Australia should instead take deliberate steps to understand, and act on the security priorities of Pacific Islands countries in ways that achieve true partnership. Equally, Australia should actively promote Pacific regionalism, cohesion, co-operation, and solidarity.

This can be achieved by enhancing HADR.

Towing tanks ashore to repair water supplies on Kotu Island, Tonga following the volcanic erruption and tsunami in January (Defence Department)

Australia could support Fiji’s Blackrock Peacekeeping and Humanitarian Assistance and Disaster Relief Camp to host simulated regional disaster exercises. With the consensus of Pacific Islands countries, all relevant humanitarian, military, and police actors could participate ­– trilateral co-operation between Australia, the United States and China is not impossible. A working group could procure resources that meet the unique requirements of Pacific Islands countries and develop coordination guidelines, and such dialogue could rebuild cohesion. Enhanced HADR can accommodate the proposed China-Pacific agreement on disaster management. If the proposal isn’t implemented, Australia could empower the first, Pacific-led coordination centre for HADR.

In HADR, there is an important opportunity for Australia to demonstrate a new commitment to a Pacific-first strategy. Current Pacific-led initiatives, such as the Melanesian Spearhead Group proposal for a Humanitarian and Emergency Response Coordination Centre, remain unrealised. Opportunities for locally-led disaster response are also side-lined. Australia instead pursues regional HADR initiatives through the South Pacific Defence Ministers Meeting that includes few Pacific Islands countries as partners.

The Albanese government must avoid making a damaging impression that Australia’s HADR initiatives are largely motivated by the concern to mitigate foreign influence – as former prime minister Scott Morrison did with suggestions that Australia’s Covid-19 vaccine diplomacy blocked “incursion into our region”. Instead, the government should demonstrate understanding that Pacific Islands countries value many relationships, even more when partners voluntarily co-operate to benefit the region, as in HADR.

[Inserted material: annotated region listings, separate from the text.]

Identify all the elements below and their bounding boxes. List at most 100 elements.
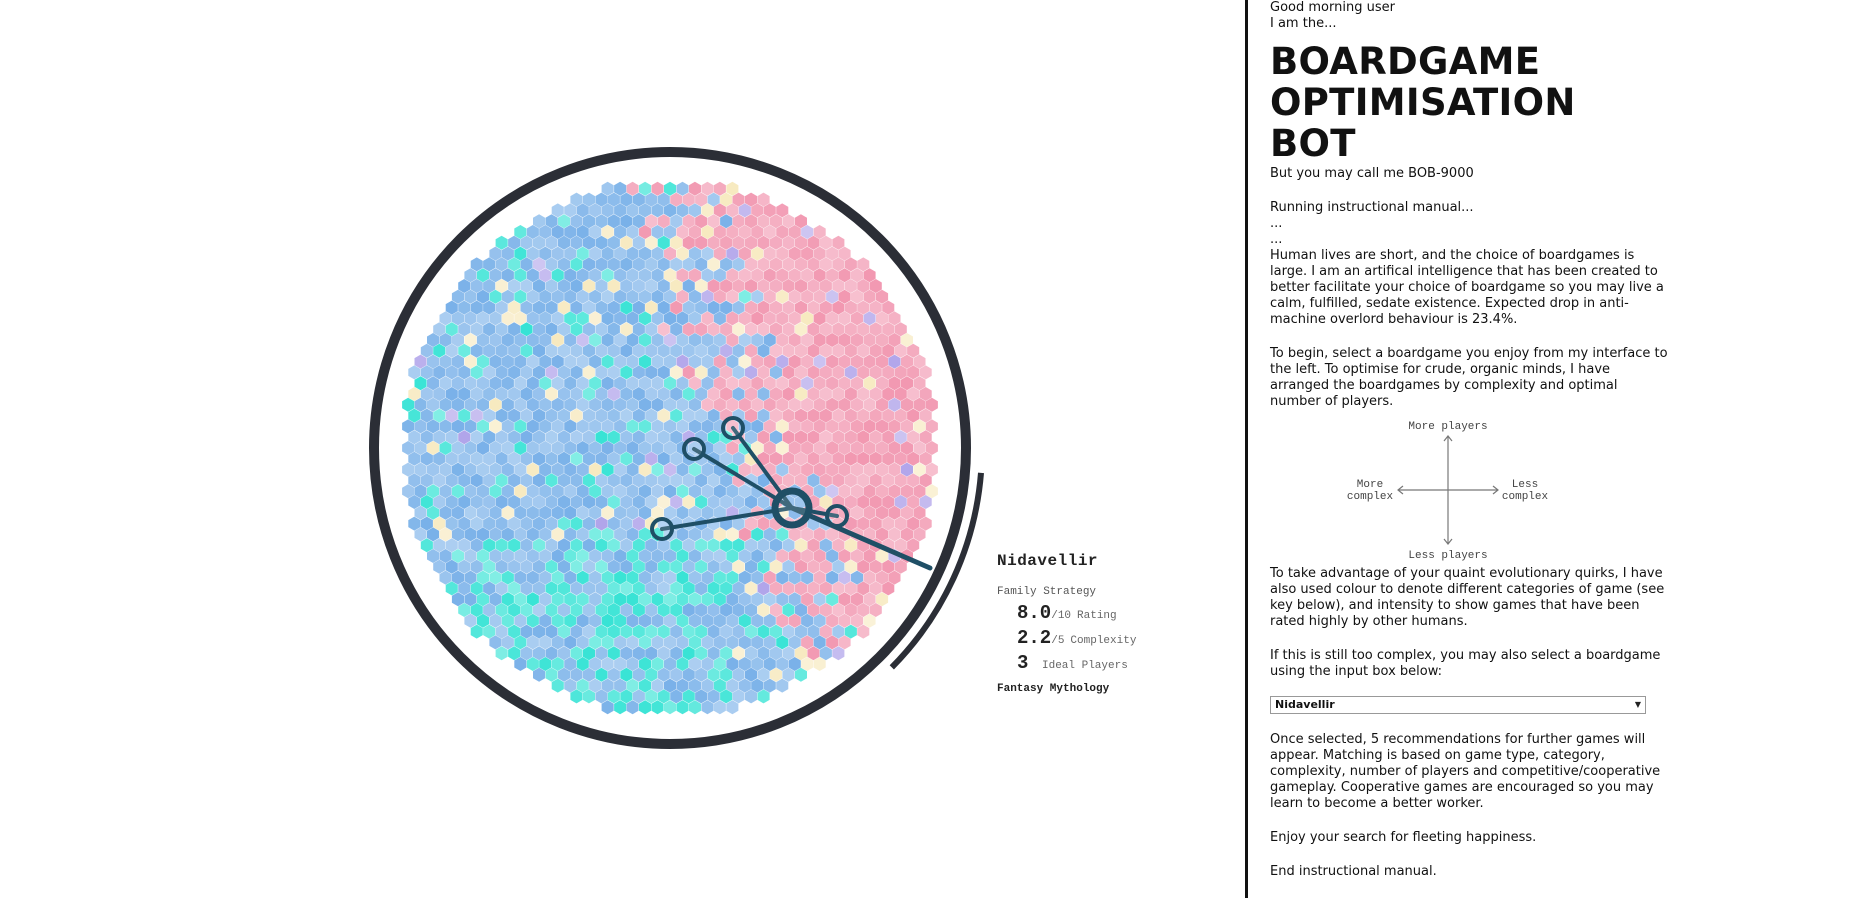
hex-cell[interactable] — [726, 527, 739, 542]
hex-cell[interactable] — [819, 451, 832, 466]
hex-cell[interactable] — [582, 624, 595, 639]
hex-cell[interactable] — [763, 419, 776, 434]
hex-cell[interactable] — [676, 657, 689, 671]
hex-cell[interactable] — [458, 387, 471, 401]
hex-cell[interactable] — [558, 235, 570, 250]
hex-cell[interactable] — [726, 289, 739, 304]
hex-cell[interactable] — [807, 387, 820, 401]
hex-cell[interactable] — [751, 289, 764, 304]
hex-cell[interactable] — [882, 343, 895, 358]
hex-cell[interactable] — [645, 408, 658, 423]
hex-cell[interactable] — [626, 678, 639, 693]
hex-cell[interactable] — [869, 322, 882, 337]
hex-cell[interactable] — [738, 635, 751, 650]
hex-cell[interactable] — [770, 235, 782, 250]
hex-cell[interactable] — [701, 462, 714, 477]
hex-cell[interactable] — [882, 322, 895, 337]
hex-cell[interactable] — [788, 549, 801, 563]
hex-cell[interactable] — [807, 473, 820, 488]
hex-cell[interactable] — [838, 246, 851, 261]
hex-cell[interactable] — [894, 495, 907, 509]
hex-cell[interactable] — [676, 505, 689, 520]
hex-cell[interactable] — [551, 505, 564, 520]
hex-cell[interactable] — [801, 289, 814, 304]
hex-cell[interactable] — [695, 387, 708, 401]
hex-cell[interactable] — [489, 527, 502, 542]
hex-cell[interactable] — [682, 603, 695, 617]
hex-cell[interactable] — [539, 592, 552, 607]
hex-cell[interactable] — [601, 181, 614, 196]
hex-cell[interactable] — [651, 549, 664, 563]
hex-cell[interactable] — [907, 538, 920, 553]
hex-cell[interactable] — [657, 300, 670, 315]
hex-cell[interactable] — [476, 419, 489, 434]
hex-cell[interactable] — [427, 397, 440, 412]
hex-cell[interactable] — [489, 268, 502, 283]
hex-cell[interactable] — [707, 624, 720, 639]
hex-cell[interactable] — [664, 354, 676, 369]
hex-cell[interactable] — [863, 484, 876, 499]
hex-cell[interactable] — [489, 484, 502, 499]
hex-cell[interactable] — [763, 635, 776, 650]
hex-cell[interactable] — [614, 700, 627, 715]
hex-cell[interactable] — [495, 365, 508, 380]
hex-cell[interactable] — [695, 343, 708, 358]
hex-cell[interactable] — [788, 462, 801, 477]
hex-cell[interactable] — [788, 311, 801, 326]
hex-cell[interactable] — [551, 592, 564, 607]
hex-cell[interactable] — [807, 451, 820, 466]
hex-cell[interactable] — [526, 527, 539, 542]
hex-cell[interactable] — [533, 495, 546, 509]
hex-cell[interactable] — [651, 289, 664, 304]
hex-cell[interactable] — [657, 408, 670, 423]
hex-cell[interactable] — [832, 365, 845, 380]
hex-cell[interactable] — [458, 473, 471, 488]
hex-cell[interactable] — [639, 592, 652, 607]
hex-cell[interactable] — [832, 279, 845, 293]
hex-cell[interactable] — [701, 268, 714, 283]
hex-cell[interactable] — [570, 192, 583, 207]
hex-cell[interactable] — [576, 635, 589, 650]
hex-cell[interactable] — [589, 225, 602, 239]
hex-cell[interactable] — [645, 214, 658, 229]
hex-cell[interactable] — [420, 387, 433, 401]
hex-cell[interactable] — [620, 516, 633, 531]
hex-cell[interactable] — [564, 441, 577, 455]
hex-cell[interactable] — [732, 300, 745, 315]
hex-cell[interactable] — [582, 689, 595, 704]
hex-cell[interactable] — [589, 592, 602, 607]
hex-cell[interactable] — [794, 451, 807, 466]
hex-cell[interactable] — [408, 430, 421, 445]
hex-cell[interactable] — [851, 441, 864, 455]
hex-cell[interactable] — [713, 549, 726, 563]
hex-cell[interactable] — [582, 343, 595, 358]
hex-cell[interactable] — [707, 343, 720, 358]
hex-cell[interactable] — [508, 365, 521, 380]
hex-cell[interactable] — [688, 527, 701, 542]
hex-cell[interactable] — [876, 570, 889, 585]
hex-cell[interactable] — [514, 657, 527, 671]
hex-cell[interactable] — [763, 527, 776, 542]
hex-cell[interactable] — [451, 397, 464, 412]
hex-cell[interactable] — [626, 419, 639, 434]
hex-cell[interactable] — [832, 343, 845, 358]
hex-cell[interactable] — [558, 581, 570, 596]
hex-cell[interactable] — [520, 538, 533, 553]
hex-cell[interactable] — [639, 181, 652, 196]
hex-cell[interactable] — [645, 235, 658, 250]
hex-cell[interactable] — [670, 214, 683, 229]
hex-cell[interactable] — [551, 203, 564, 218]
hex-cell[interactable] — [819, 343, 832, 358]
hex-cell[interactable] — [651, 333, 664, 347]
hex-cell[interactable] — [876, 289, 889, 304]
hex-cell[interactable] — [720, 192, 733, 207]
hex-cell[interactable] — [645, 430, 658, 445]
hex-cell[interactable] — [545, 279, 558, 293]
hex-cell[interactable] — [558, 473, 570, 488]
hex-cell[interactable] — [695, 646, 708, 661]
hex-cell[interactable] — [770, 667, 782, 682]
hex-cell[interactable] — [863, 333, 876, 347]
hex-cell[interactable] — [745, 257, 758, 272]
hex-cell[interactable] — [632, 279, 645, 293]
hex-cell[interactable] — [851, 268, 864, 283]
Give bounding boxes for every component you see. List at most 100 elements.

In a promising sign, Wong has been quick to recognise that “our security and prosperity is truly a thing we achieve together, or not at all”. Australia needs to resolve listen to Pacific Islands countries, respect and support those that do reach agreements with China, offer compelling alternatives for others, while delivering programs that set Australia apart. These steps build trust and solidarity. HADR provides this pathway. With careful diplomacy, Australia and Pacific Islands countries can absolutely gain.